Para a Ciência Administrativa, as categorias geradas ampliam possibilidades de ensino, pesquisa e extensão junto ao segmento produtivo da agricultura familiar. Nesse sentido, torna-se oportuno referenciar o exercício de sistematização realizado por Calazans et al. (2019), no qual os autores expõem aspectos de integração da pesquisa e do ensino, a partir da extensão universitária, como estratégia para materializar a qualidade da formação acadêmica em Administração em direção aos Objetivos do Desenvolvimento Sustentável (ODS). A experiência narrada toma como base atividades acadêmicas com agricultores familiares de UMA comunidade indígena, o que incluiu o propósito de fomentar acesso ao PNAE. Além disso, relata a atuação de estudantes e docentes do Curso de Administração da UFRN com pares dos cursos de Nutrição, Arquitetura, Design, Engenharia Agronômica,

45 Serviço Social, Psicologia, Zootecnia, Turismo, Ciências Contábeis e Gestão de Cooperativas em uma proposta de desenvolvimento integrado e sustentável.

As implicações práticas dessa pesquisa surgem a partir da análise das dificuldades encontradas pelos agricultores familiares para o acesso e execução do PNAE mencionadas pelos artigos.
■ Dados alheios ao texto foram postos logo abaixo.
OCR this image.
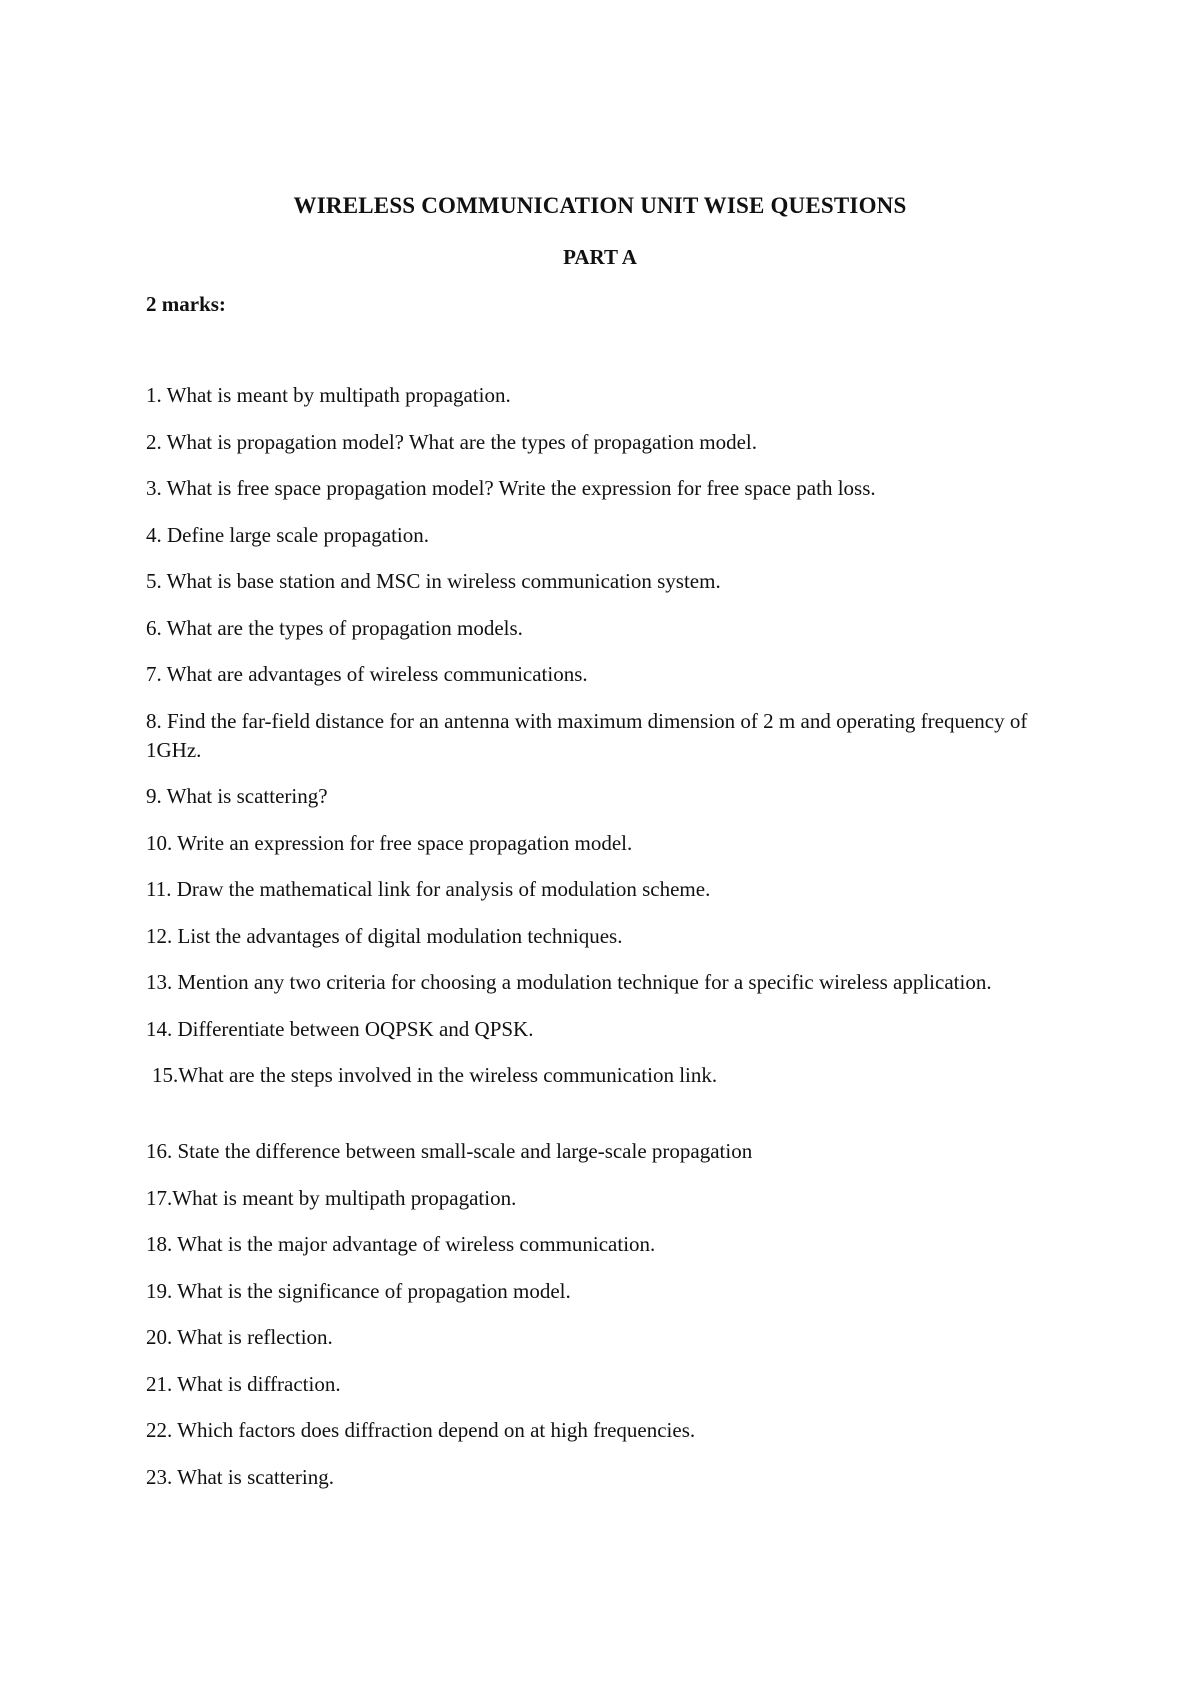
WIRELESS COMMUNICATION UNIT WISE QUESTIONS
PART A
2 marks:
1. What is meant by multipath propagation.
2. What is propagation model? What are the types of propagation model.
3. What is free space propagation model? Write the expression for free space path loss.
4. Define large scale propagation.
5. What is base station and MSC in wireless communication system.
6. What are the types of propagation models.
7. What are advantages of wireless communications.
8. Find the far-field distance for an antenna with maximum dimension of 2 m and operating frequency of 1GHz.
9. What is scattering?
10. Write an expression for free space propagation model.
11. Draw the mathematical link for analysis of modulation scheme.
12. List the advantages of digital modulation techniques.
13. Mention any two criteria for choosing a modulation technique for a specific wireless application.
14. Differentiate between OQPSK and QPSK.
15.What are the steps involved in the wireless communication link.
16. State the difference between small-scale and large-scale propagation
17.What is meant by multipath propagation.
18. What is the major advantage of wireless communication.
19. What is the significance of propagation model.
20. What is reflection.
21. What is diffraction.
22. Which factors does diffraction depend on at high frequencies.
23. What is scattering.
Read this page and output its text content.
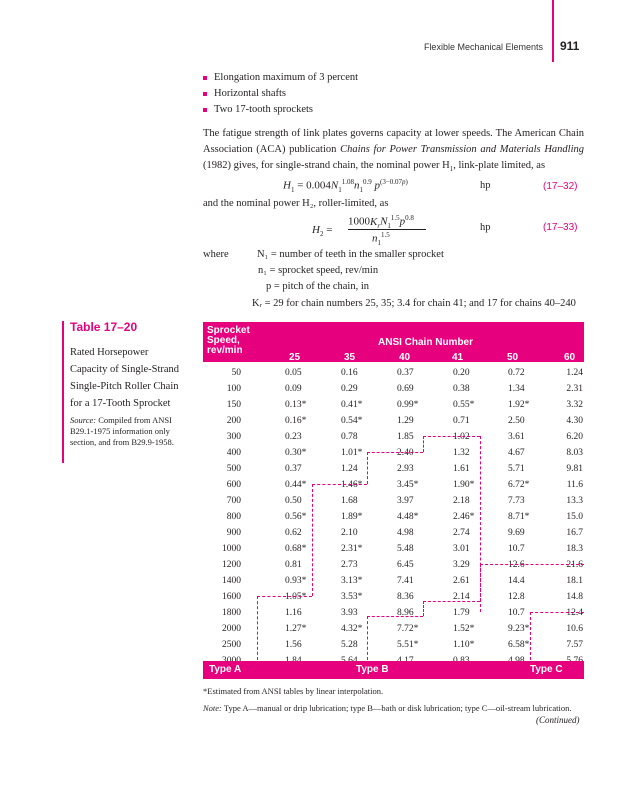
Flexible Mechanical Elements 911
Elongation maximum of 3 percent
Horizontal shafts
Two 17-tooth sprockets

The fatigue strength of link plates governs capacity at lower speeds. The American Chain Association (ACA) publication Chains for Power Transmission and Materials Handling (1982) gives, for single-strand chain, the nominal power $H_1$, link-plate limited, as

$H_1 = 0.004N_1^{1.08}n_1^{0.9}$ $p^{(3-0.07p)}$	hp	(17–32)
and the nominal power H₂, roller-limited, as
$H_2$ =
$1000K_rN_1^{1.5}p^{0.8}$
$n_1^{1.5}$
hp	(17–33)
where	N₁ = number of teeth in the smaller sprocket
n₁ = sprocket speed, rev/min
p = pitch of the chain, in
Kᵣ = 29 for chain numbers 25, 35; 3.4 for chain 41; and 17 for chains 40–240
Table 17–20
Rated Horsepower Capacity of Single-Strand Single-Pitch Roller Chain for a 17-Tooth Sprocket
Source: Compiled from ANSI B29.1-1975 information only section, and from B29.9-1958.
Sprocket
Speed,
rev/min
ANSI Chain Number
25	35	40	41	50	60
50	0.05	0.16	0.37	0.20	0.72	1.24
100	0.09	0.29	0.69	0.38	1.34	2.31
150	0.13*	0.41*	0.99*	0.55*	1.92*	3.32
200	0.16*	0.54*	1.29	0.71	2.50	4.30
300	0.23	0.78	1.85	1.02	3.61	6.20
400	0.30*	1.01*	2.40	1.32	4.67	8.03
500	0.37	1.24	2.93	1.61	5.71	9.81
600	0.44*	1.46*	3.45*	1.90*	6.72*	11.6
700	0.50	1.68	3.97	2.18	7.73	13.3
800	0.56*	1.89*	4.48*	2.46*	8.71*	15.0
900	0.62	2.10	4.98	2.74	9.69	16.7
1000	0.68*	2.31*	5.48	3.01	10.7	18.3
1200	0.81	2.73	6.45	3.29	12.6	21.6
1400	0.93*	3.13*	7.41	2.61	14.4	18.1
1600	1.05*	3.53*	8.36	2.14	12.8	14.8
1800	1.16	3.93	8.96	1.79	10.7	12.4
2000	1.27*	4.32*	7.72*	1.52*	9.23*	10.6
2500	1.56	5.28	5.51*	1.10*	6.58*	7.57
Type A	Type B	Type C
*Estimated from ANSI tables by linear interpolation.
Note: Type A—manual or drip lubrication; type B—bath or disk lubrication; type C—oil-stream lubrication.
(Continued)
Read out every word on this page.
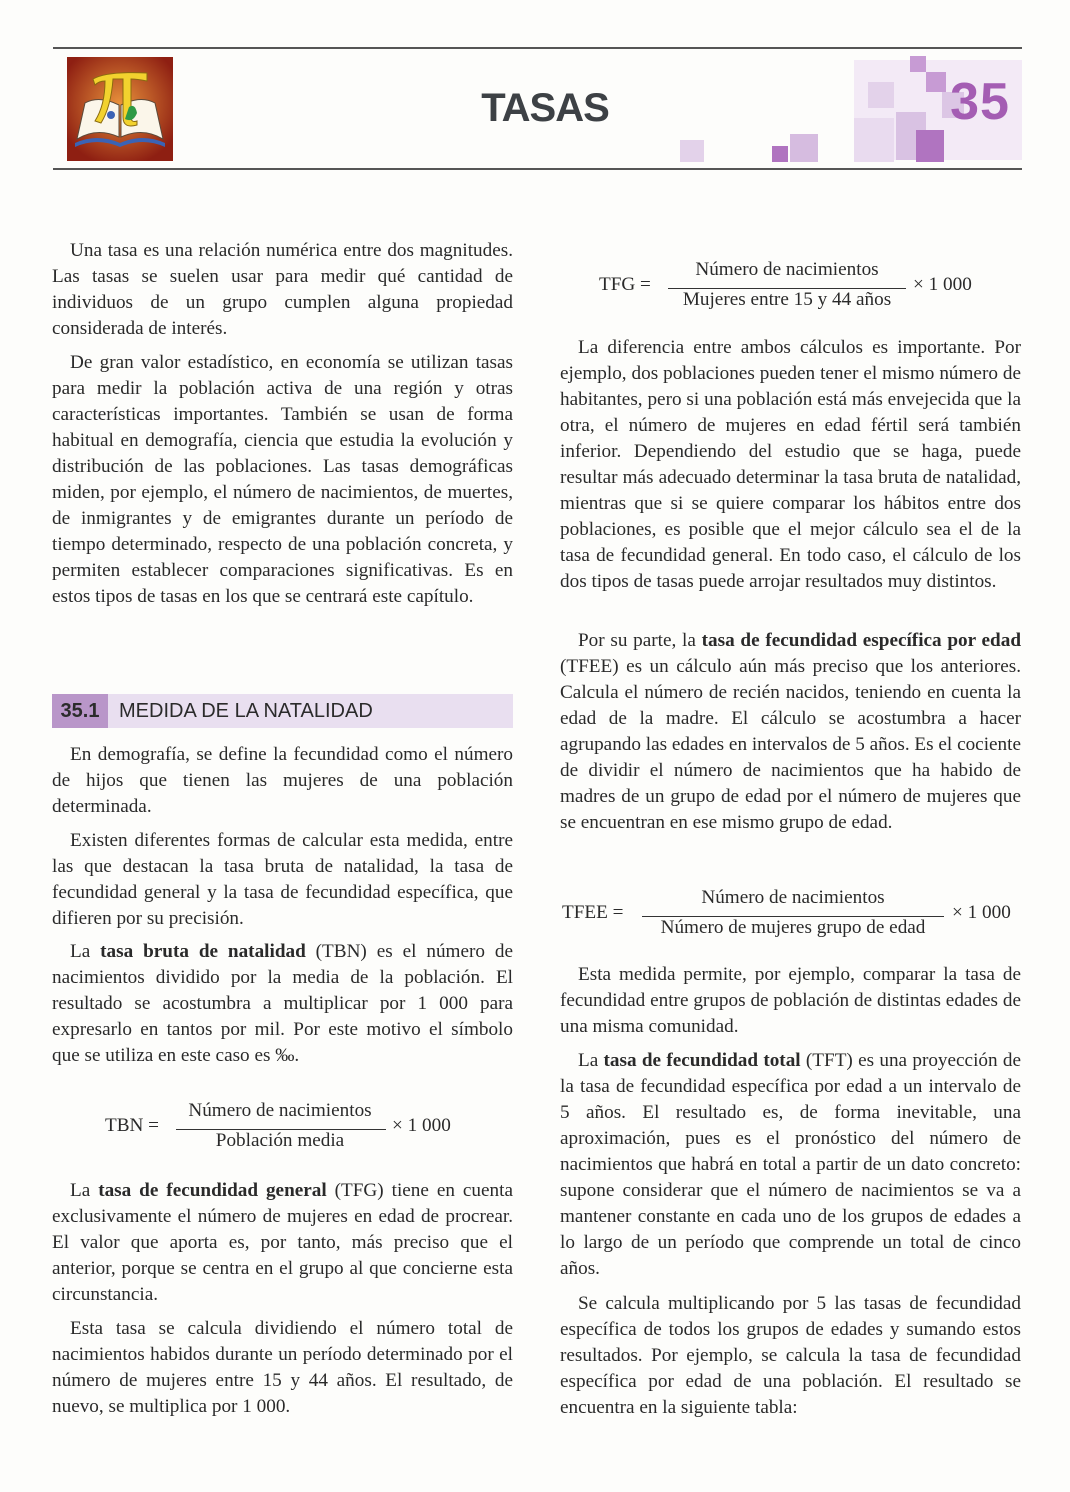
TASAS	35

Una tasa es una relación numérica entre dos magnitudes. Las tasas se suelen usar para medir qué cantidad de individuos de un grupo cumplen alguna propiedad considerada de interés.

De gran valor estadístico, en economía se utilizan tasas para medir la población activa de una región y otras características importantes. También se usan de forma habitual en demografía, ciencia que estudia la evolución y distribución de las poblaciones. Las tasas demográficas miden, por ejemplo, el número de nacimientos, de muertes, de inmigrantes y de emigrantes durante un período de tiempo determinado, respecto de una población concreta, y permiten establecer comparaciones significativas. Es en estos tipos de tasas en los que se centrará este capítulo.

35.1 MEDIDA DE LA NATALIDAD

En demografía, se define la fecundidad como el número de hijos que tienen las mujeres de una población determinada.

Existen diferentes formas de calcular esta medida, entre las que destacan la tasa bruta de natalidad, la tasa de fecundidad general y la tasa de fecundidad específica, que difieren por su precisión.

La tasa bruta de natalidad (TBN) es el número de nacimientos dividido por la media de la población. El resultado se acostumbra a multiplicar por 1 000 para expresarlo en tantos por mil. Por este motivo el símbolo que se utiliza en este caso es ‰.

TBN =
Número de nacimientos
Población media
× 1 000

La tasa de fecundidad general (TFG) tiene en cuenta exclusivamente el número de mujeres en edad de procrear. El valor que aporta es, por tanto, más preciso que el anterior, porque se centra en el grupo al que concierne esta circunstancia.

Esta tasa se calcula dividiendo el número total de nacimientos habidos durante un período determinado por el número de mujeres entre 15 y 44 años. El resultado, de nuevo, se multiplica por 1 000.

TFG =
Número de nacimientos
Mujeres entre 15 y 44 años
× 1 000

La diferencia entre ambos cálculos es importante. Por ejemplo, dos poblaciones pueden tener el mismo número de habitantes, pero si una población está más envejecida que la otra, el número de mujeres en edad fértil será también inferior. Dependiendo del estudio que se haga, puede resultar más adecuado determinar la tasa bruta de natalidad, mientras que si se quiere comparar los hábitos entre dos poblaciones, es posible que el mejor cálculo sea el de la tasa de fecundidad general. En todo caso, el cálculo de los dos tipos de tasas puede arrojar resultados muy distintos.

Por su parte, la tasa de fecundidad específica por edad (TFEE) es un cálculo aún más preciso que los anteriores. Calcula el número de recién nacidos, teniendo en cuenta la edad de la madre. El cálculo se acostumbra a hacer agrupando las edades en intervalos de 5 años. Es el cociente de dividir el número de nacimientos que ha habido de madres de un grupo de edad por el número de mujeres que se encuentran en ese mismo grupo de edad.

TFEE =
Número de nacimientos
Número de mujeres grupo de edad
× 1 000

Esta medida permite, por ejemplo, comparar la tasa de fecundidad entre grupos de población de distintas edades de una misma comunidad.

La tasa de fecundidad total (TFT) es una proyección de la tasa de fecundidad específica por edad a un intervalo de 5 años. El resultado es, de forma inevitable, una aproximación, pues es el pronóstico del número de nacimientos que habrá en total a partir de un dato concreto: supone considerar que el número de nacimientos se va a mantener constante en cada uno de los grupos de edades a lo largo de un período que comprende un total de cinco años.

Se calcula multiplicando por 5 las tasas de fecundidad específica de todos los grupos de edades y sumando estos resultados. Por ejemplo, se calcula la tasa de fecundidad específica por edad de una población. El resultado se encuentra en la siguiente tabla:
As barreiras sanitárias, que desencadeiam entraves relacionados, por exemplo, à adequação para comercialização de alimentos de origem animal, indica que são necessárias ações complementares por parte de outras políticas públicas para o assessoramento dos agricultores familiares para a produção animal, o que esbarra também no gargalo da assistência técnica. O conjunto de ações voltadas para o gerenciamento entra nas dificuldades relatadas pelos artigos, como carência da capacitação aos agricultores que fazem parte da diretoria de associações e cooperativas. Estes elementos indicam que, não basta incentivar que a agricultura familiar alcance novos mercados, como os mercados institucionais, são necessários conjuntos de atividades voltadas para a produção e para o gerenciamento das propriedades rurais e das organizações formais da agricultura familiar.

Outras dificuldades se referem a gargalos de infraestrutura, como problemas de logística e de transporte para escoamento dos produtos; precariedade na infraestrutura para processamento, armazenamento e transporte das mercadorias e inexistência de infraestrutura para a criação de agroindústrias. Estes fatores levam à necessidade de maior disponibilidade de recursos financeiros, o que se pode ser melhorado com a articulação de políticas públicas de crédito rural, como o PRONAF. Se esses obstáculos são mais presentes em organizações formais da agricultura familiar do que no âmbito da propriedade individual, conforme foi possível perceber pelos resultados das pesquisas, torna-se relevante o fomento a linhas de crédito rural específicas para associações e cooperativas da agricultura familiar com maior assessoramento por parte dos órgãos governamentais para que os projetos de infraestrutura sejam realizados corretamente conforme as necessidades destas organizações.

Ademais, cabe aos órgãos governamentais maior divulgação das chamadas públicas do PNAE para aquisições da agricultura familiar e adequação do preço pago pelos gêneros alimentícios condizentes com a qualidade exigida. Se o que está em jogo é a substituição das licitações por chamadas públicas, o poder público deve levar em consideração as particularidades da agricultura familiar que fazem com que os produtos sejam diferentes do que alimentos industriais que anteriormente à Lei nº 11.947/2009 eram adquiridos por meio de licitações. Além do retorno financeiro que a compra institucional do PNAE gera para a agricultura familiar, tem-se um retorno para os alunos beneficiários da alimentação escolar em

46 termos não só da garantia de do direito à alimentação, mas, também, do direito a uma alimentação saudável, conforme os princípios da SAN.